To test the performance against the baseline, I measured the backward pass of layernorm while sweeping over the following variables:
1. dtype in {half, float}
2. M in `2**k, 2**k - 1, 2**k + 1 for k in range(...)`
3. N in `2**k, 2**k - 1, 2**k + 1 for k in range(...)`
4. Whether we flush the L2 cache before running the backward pass
Summary: The new code performs better than the old code, especially for powers of 2. For M >> N case, it performs very well (kernel itself can be 30x faster and the overall backward pass can be 5-10x faster).
In order to visualize results of the kernel when choosing different values of M, N and dtype, I wrote some code to generate a heatmap.

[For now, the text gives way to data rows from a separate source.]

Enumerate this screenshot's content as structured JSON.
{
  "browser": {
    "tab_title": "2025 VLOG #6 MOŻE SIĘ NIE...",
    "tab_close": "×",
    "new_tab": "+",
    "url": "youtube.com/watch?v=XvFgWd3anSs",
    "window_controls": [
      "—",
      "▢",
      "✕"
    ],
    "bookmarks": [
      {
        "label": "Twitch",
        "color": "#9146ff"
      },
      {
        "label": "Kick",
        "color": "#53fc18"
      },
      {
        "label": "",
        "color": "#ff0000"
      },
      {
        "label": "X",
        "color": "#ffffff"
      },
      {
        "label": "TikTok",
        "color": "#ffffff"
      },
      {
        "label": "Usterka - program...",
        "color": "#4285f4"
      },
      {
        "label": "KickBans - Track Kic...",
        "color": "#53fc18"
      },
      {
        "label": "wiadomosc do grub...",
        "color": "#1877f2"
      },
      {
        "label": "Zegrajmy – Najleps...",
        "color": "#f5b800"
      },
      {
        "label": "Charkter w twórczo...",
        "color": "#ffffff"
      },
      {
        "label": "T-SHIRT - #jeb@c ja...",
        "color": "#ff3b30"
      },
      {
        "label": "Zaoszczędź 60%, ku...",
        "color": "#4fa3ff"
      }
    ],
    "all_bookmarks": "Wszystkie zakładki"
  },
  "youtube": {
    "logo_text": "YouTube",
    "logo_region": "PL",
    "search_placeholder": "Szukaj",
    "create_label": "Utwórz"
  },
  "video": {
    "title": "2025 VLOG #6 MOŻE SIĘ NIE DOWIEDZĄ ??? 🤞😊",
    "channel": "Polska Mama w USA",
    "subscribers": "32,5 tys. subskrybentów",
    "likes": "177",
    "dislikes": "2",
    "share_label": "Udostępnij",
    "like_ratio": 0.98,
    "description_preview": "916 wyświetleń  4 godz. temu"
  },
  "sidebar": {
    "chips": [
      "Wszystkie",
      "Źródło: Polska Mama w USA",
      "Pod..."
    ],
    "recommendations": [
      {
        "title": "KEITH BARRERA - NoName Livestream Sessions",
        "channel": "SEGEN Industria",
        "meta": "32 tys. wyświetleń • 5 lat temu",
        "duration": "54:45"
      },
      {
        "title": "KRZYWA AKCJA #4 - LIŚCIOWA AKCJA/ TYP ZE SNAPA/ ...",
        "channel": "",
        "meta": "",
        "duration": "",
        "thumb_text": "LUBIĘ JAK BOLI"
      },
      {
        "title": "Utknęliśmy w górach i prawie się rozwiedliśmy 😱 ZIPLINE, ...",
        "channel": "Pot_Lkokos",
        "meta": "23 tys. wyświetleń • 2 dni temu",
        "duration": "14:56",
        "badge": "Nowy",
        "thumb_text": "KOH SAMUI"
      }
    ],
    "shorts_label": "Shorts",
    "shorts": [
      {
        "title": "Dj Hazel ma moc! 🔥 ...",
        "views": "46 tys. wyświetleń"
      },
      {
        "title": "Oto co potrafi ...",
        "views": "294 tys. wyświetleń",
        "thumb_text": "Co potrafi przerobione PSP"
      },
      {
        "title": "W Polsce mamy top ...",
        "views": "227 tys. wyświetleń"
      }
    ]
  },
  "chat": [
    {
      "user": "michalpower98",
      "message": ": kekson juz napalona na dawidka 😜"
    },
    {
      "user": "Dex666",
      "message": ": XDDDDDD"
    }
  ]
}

The heatmap has N on the x-axis, M on the y-axis and color-coded points where green shows performance improvement and red shows regressions. For example, `m=32 n=2048 1.42x` in the heatmap would indicate the normalized shape had 32 elements. The leading dimensions' product was 2048 elements and the new kernel resulted in the *backward pass* being 1.42x faster than the old *backward pass*.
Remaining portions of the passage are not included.